'He Wanted a Wife By His Side': How Charles & Camilla Went Public With Their Passionate Love Affair After Princess Diana Tragically Died
Charles and Camilla were secretly seeing each other while he was married.
The death of Princess Diana changed everything. That tragic crash in a Paris tunnel on a summer night in 1997 instantly opened Charles’ mind — if not Camilla’s — to the possibility they could be seen in public together and she could even become his wife.
“It was the only thing he could think about,” says a former courtier. “Even while the British nation was still struggling to overcome its feelings of loss, Charles was already at work, plotting and planning. To be honest, I don’t think Camilla knew anything about it at the start. But after a lifetime of walking in the shadow of his mother the Queen, and keeping his wits about him, Charles knew how the British establishment worked.”
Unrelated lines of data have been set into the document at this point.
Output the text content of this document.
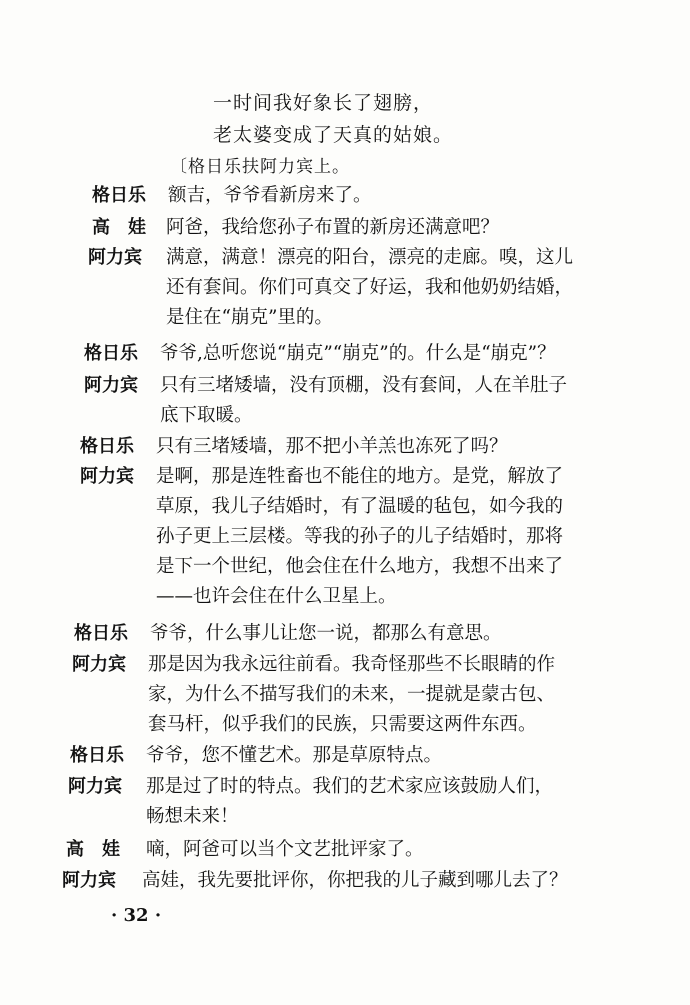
一时间我好象长了翅膀，
老太婆变成了天真的姑娘。
〔格日乐扶阿力宾上。
格日乐 额吉，爷爷看新房来了。
高　娃 阿爸，我给您孙子布置的新房还满意吧？
阿力宾 满意，满意！漂亮的阳台，漂亮的走廊。嗅，这儿
还有套间。你们可真交了好运，我和他奶奶结婚，
是住在“崩克”里的。
格日乐 爷爷,总听您说“崩克”“崩克”的。什么是“崩克”？
阿力宾 只有三堵矮墙，没有顶棚，没有套间，人在羊肚子
底下取暖。
格日乐 只有三堵矮墙，那不把小羊羔也冻死了吗？
阿力宾 是啊，那是连牲畜也不能住的地方。是党，解放了
草原，我儿子结婚时，有了温暖的毡包，如今我的
孙子更上三层楼。等我的孙子的儿子结婚时，那将
是下一个世纪，他会住在什么地方，我想不出来了
——也许会住在什么卫星上。
格日乐 爷爷，什么事儿让您一说，都那么有意思。
阿力宾 那是因为我永远往前看。我奇怪那些不长眼睛的作
家，为什么不描写我们的未来，一提就是蒙古包、
套马杆，似乎我们的民族，只需要这两件东西。
格日乐 爷爷，您不懂艺术。那是草原特点。
阿力宾 那是过了时的特点。我们的艺术家应该鼓励人们，
畅想未来！
高　娃 嘀，阿爸可以当个文艺批评家了。
阿力宾 高娃，我先要批评你，你把我的儿子藏到哪儿去了？
· 32 ·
“He knew that with a mixture of flattery, charm, stubbornness, and bullying he would get what he wanted,” the courtier added. “And he wanted Camilla as his wife for a variety of reasons. First, he loved her with a consuming passion. The fact that their love affair was forced to remain secret for decades made his feelings towards her that much more intense. Second, he’s a man who is all too aware of his own status. He pictured the moment when he would be crowned King. He wanted a wife by his side — not some mistress hiding upstairs in the gallery.
“And last, he wanted to vanquish the critics who, for years, had been sniping at Camilla — for her looks, for her morals, for her drinking.”
Still, Charles and Camilla went to massive lengths to avoid being photographed together after Diana died. British newspapers offered $2 million for the first photo of the lovers together.
Eventually, in 1999, as the hatred towards Camilla faded somewhat, the couple was photographed together at a carefully orchestrated event as they left a birthday party at London’s Ritz Hotel. That August they were photographed again on a romantic holiday to the Mediterranean and soon after that Charles and Camilla began to attend public engagements as a couple.
Prince Charles paid for Camilla’s jewels and designer wardrobe plus the decoration of her two-room quarters in his own official residence, Clarence House, by designer Robert Kime. By 2005 Camilla and Charles were inseparable and the public — as well as the Queen — accepted the inevitability of their relationship.